Billina is thinking hard. “Maybe we could tackle more mysteries!” she says. “But we’d need a name. Something clever, alliterative… something that sums up just what our little band can do.”

“Something we could hang on a shingle outside our office?”

“Something that commemorates this case!”

Henrietta grins. “Are you gals thinking what I’m thinking?”

“The Clue Clucks Clan!” they shout.

It’s okay, nobody ever tells them.

Nicholas

To build Atlantropa they drain much of the Mediterranean, which drops the coast about two hundred meters, and the Children’s Crusaders are still down there off the coast of Abruzzo. They’re white and cold and wide-eyed. Eventually someone mentions the new land bridge and they shuffle off toward it, singing.

“We’re on a Crusade,” explains Nicholas, when people ask awkwardly why he’s not dead. “To retake the Holy City.”

The people try to say it’s dangerous. They try to explain about Israel, and Palestine, and Hamas and the Gaza Strip and suicide bombings.

“We know,” says Nicholas fervently. “Brilliant, those.”

Tamsin

Tamsin tests the speed of light through diamond (1.24×108 kilometers per second).

“You won’t find anything,” Sandy says helpfully. His eyes are earnest. “It’s not like you’re going to supplant Einstein, honey! Don’t get above yourself!”

Tamsin tests the speed of light through a cristobalite sphere suspension.

“I was hoping we could talk about your budget allocation.” Sandy’s a little firmer this week.

Tamsin tests the speed of light through Bose condensate.

“These results are faked,” snarls Sandy. “And when I prove it you’re going to be branded for exactly what you are–”

Tamsin tests the speed of light through Sandy.

Senji

“Vampirism,” says Hawthorne. “Contagious.”

“Okay,” says Senji.

“Zombies. Contagious.”

“Well, yes.”

“Werewolves.”

“Were-everythings, now,” says Senji uneasily. “Since you generalized the virus.”

“Exactly!” Hawthorne does a little dance. “I thought too small! One recombinant agent creates a host of rapacious metanthropes. The solution? A second virus! An army of their natural enemies! Frankensteinitis!

“Aside from that being a horrible idea,” says Senji, “the only time Frankenstein’s monster met the Wolfman was in movies, wherein he was portrayed as peacef–”

“Wrong!” says Hawthorne, slaps two bolts on his own neck, and hits himself with a stun gun.

“Ow!” he says, later.

Amahl

Ten days’ ride into the desert, Amahl begins to see the shimmer: onion spires and the hint of winter, muffled silhouettes, light from half a world away. He fixes his eyes and dismounts to scoop sand into the first pouch.

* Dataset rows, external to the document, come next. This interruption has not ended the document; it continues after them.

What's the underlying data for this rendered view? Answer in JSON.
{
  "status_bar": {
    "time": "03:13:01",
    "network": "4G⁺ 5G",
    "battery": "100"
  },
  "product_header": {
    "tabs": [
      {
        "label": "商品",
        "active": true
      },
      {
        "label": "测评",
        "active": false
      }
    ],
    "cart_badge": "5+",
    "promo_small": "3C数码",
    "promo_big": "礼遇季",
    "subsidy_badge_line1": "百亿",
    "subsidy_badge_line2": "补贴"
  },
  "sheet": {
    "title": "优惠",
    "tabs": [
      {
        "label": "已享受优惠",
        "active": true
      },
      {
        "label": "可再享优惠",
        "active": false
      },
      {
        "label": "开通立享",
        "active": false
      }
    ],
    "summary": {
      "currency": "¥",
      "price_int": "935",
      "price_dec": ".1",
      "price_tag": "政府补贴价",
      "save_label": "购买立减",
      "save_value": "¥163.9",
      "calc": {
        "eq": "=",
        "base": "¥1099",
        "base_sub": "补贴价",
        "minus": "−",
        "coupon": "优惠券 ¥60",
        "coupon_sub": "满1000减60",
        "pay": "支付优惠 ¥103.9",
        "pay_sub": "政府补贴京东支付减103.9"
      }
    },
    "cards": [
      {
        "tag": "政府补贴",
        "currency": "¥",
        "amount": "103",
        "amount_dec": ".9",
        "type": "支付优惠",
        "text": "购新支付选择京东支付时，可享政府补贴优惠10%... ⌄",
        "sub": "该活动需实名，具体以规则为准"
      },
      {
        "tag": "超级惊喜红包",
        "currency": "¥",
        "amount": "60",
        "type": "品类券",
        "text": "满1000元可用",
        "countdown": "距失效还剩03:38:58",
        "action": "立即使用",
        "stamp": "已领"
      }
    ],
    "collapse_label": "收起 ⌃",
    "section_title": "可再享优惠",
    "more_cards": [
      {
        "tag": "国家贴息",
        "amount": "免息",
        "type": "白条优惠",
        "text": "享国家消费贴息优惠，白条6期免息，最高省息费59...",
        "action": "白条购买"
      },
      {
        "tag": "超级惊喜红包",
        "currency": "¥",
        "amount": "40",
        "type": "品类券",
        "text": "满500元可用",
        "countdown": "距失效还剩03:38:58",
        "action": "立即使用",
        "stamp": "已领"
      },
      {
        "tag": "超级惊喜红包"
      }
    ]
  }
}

Back in the city, he sells the pouch to Alik for three golden knots.

“It’s just sand,” says Alik dubiously.

“It’s your city,” Amahl replies. “Put your hand in the bag and close your eyes.”

“Fine, but if this doesn’t wo–” says Alik, and vanishes.

Amahl watches the ground where he stood for a while, then packs his stall for home.

Carla

“Mice? Seriously?” asks Carla, dropping the ruined bag in a tuppercube.

“Unless you’ve been stabbing the flour to keep the sugar in line,” says her mother on the phone. “Get a humane thingy.”

I’ve got better ideas, Carla thinks, and returns to the spill. It actually looks like a pattern, maybe letters scratched into it. Gluten… Raus? She shakes her head and wipes it away.

That night she waits in silence, lights out, until she hears the rattling start. She yanks the cupboard open with ninja speed.

The raisins look up from their dice, shocked, smoke trailing from their tiny cigarettes.

George

The killbot grinds ever onward, knife-guns shuddering with tension. Its green LEDs chuckle. “Any last words, hu-man?”

“Yes!” gasps George. “This is false! This sentence is false!

The LEDs blink. “Seriously?”

“It’s a paradox,” George falters. “You’re supposed to… lock up?”

“Oh, but it’s not! Get some paper.” It scribbles. “See, what you’re really saying is ‘this statement is true and this statement is false.’ Even allowing metalanguage, the construct just reduces to A-and-not-A! Make sense?”

“Gosh,” says George. “Thanks!”

“Glad I could help,” grates the killbot warmly, then shoots him with about six hundred knives.